标题：A deep learning-based RNNs model for automatic security audit of short messages
作者：You, Lina ;Li, Yujun ;Wang, Yue ;Zhang, Jie ;Yang, Yang
作者机构：[You, Lina ;Li, Yujun ;Wang, Yue ;Zhang, Jie ;Yang, Yang ] School of Information Science and Engineering, Shandong University, Jinan, China
会议名称：16th International Symposium on Communications and Information Technologies, ISCIT 2016
会议日期：26 September 2016 through 28 September 2016
来源：2016 16th International Symposium on Communications and Information Technologies, ISCIT 2016
关键词：deep learning; recurrent neural networks (RNNs); short message security audit; word2vec
摘要：The traditional text classification methods usually follow this process: first, a sentence can be considered as a bag of words (BOW), then transformed into sentence feature vector which can be classified by some methods, such as maximum entropy (ME), Naive Bayes (NB), support vector machines (SVM), and so on. However, when these methods are applied to text classification, we usually can not obtain an ideal result. The most important reason is that the semantic relations between words is very important for text categorization, however, the traditional method can not capture it. Sentiment classification, as a special case of text classification, is binary classification (positive or negative). Inspired by the sentiment analysis, we use a novel deep learning-based recurrent neural networks (RNNs)model for automatic security audit of short messages from prisons, which can classify short messages(secure and non-insecure).

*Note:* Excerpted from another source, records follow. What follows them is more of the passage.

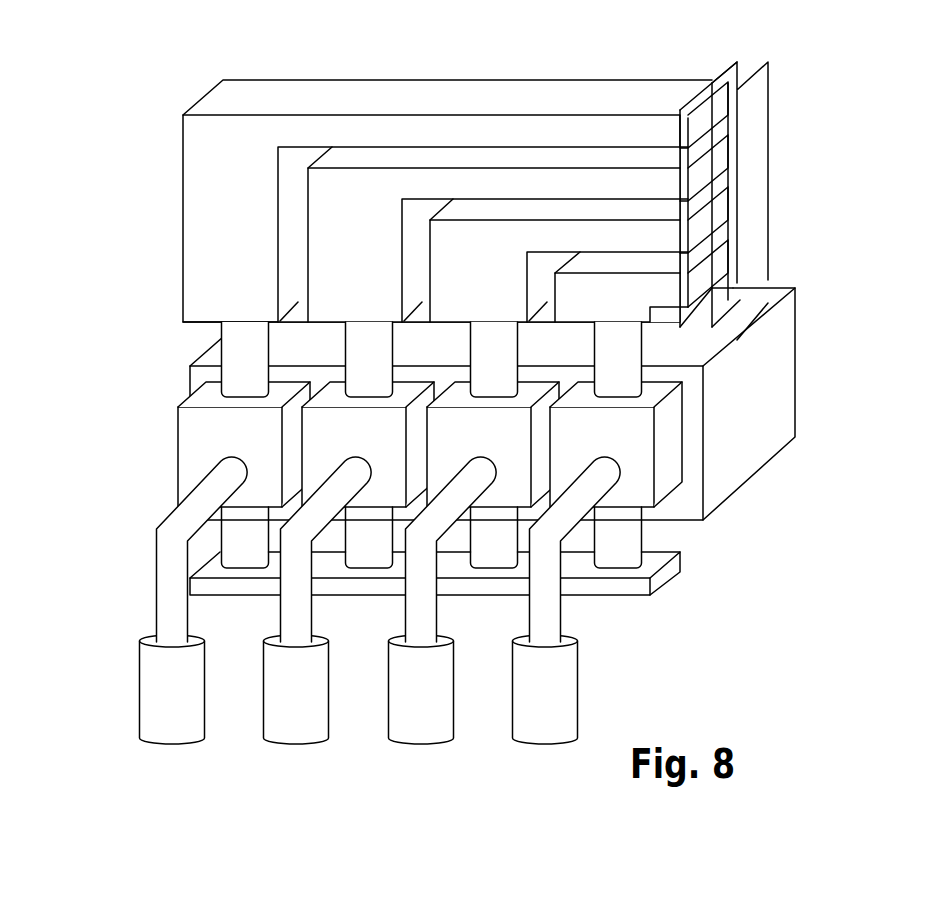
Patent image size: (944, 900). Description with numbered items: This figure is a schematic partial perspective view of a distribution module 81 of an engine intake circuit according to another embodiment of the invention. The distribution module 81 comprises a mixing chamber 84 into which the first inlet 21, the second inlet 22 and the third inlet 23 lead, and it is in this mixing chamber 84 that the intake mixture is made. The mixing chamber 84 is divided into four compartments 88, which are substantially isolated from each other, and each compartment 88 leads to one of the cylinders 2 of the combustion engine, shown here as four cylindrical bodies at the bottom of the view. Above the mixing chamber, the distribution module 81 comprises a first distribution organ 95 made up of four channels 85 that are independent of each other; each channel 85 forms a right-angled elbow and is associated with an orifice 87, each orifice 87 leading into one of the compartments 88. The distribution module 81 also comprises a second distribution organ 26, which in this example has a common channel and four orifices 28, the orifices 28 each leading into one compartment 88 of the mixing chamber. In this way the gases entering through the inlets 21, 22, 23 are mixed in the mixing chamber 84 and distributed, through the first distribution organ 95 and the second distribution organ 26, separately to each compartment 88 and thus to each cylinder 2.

The cylinders 2 is at (275, 720).
The first inlet 21 is at (683, 500).
The second inlet 22 is at (757, 128).
The third inlet 23 is at (673, 573).
The second distribution organ 26 is at (577, 563).
The orifices 28 is at (238, 568).
The distribution module 81 is at (409, 212).
The mixing chamber 84 is at (428, 480).
The channels 85 is at (338, 228).
The orifices 87 is at (203, 321).
The compartments 88 is at (213, 435).
The first distribution organ 95 is at (764, 171).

In this paper, the feature of short messages is extracted by word2vec which captures word order information, and each sentence is mapped to a feature vector. In particular, words with similar meaning are mapped to a similar position in the vector space, and then classified by RNNs. RNNs are now widely used and the network structure of RNNs determines that it can easily process the sequence data. We preprocess short messages, extract typical features from existing security and non-security short messages via word2vec, and classify short messages through RNNs which accept a fixed-sized vector as input and produce a fixed-sized vector as output. The experimental results show that the RNNs model achieves an average 92.7% accuracy which is higher than SVM. © 2016 IEEE.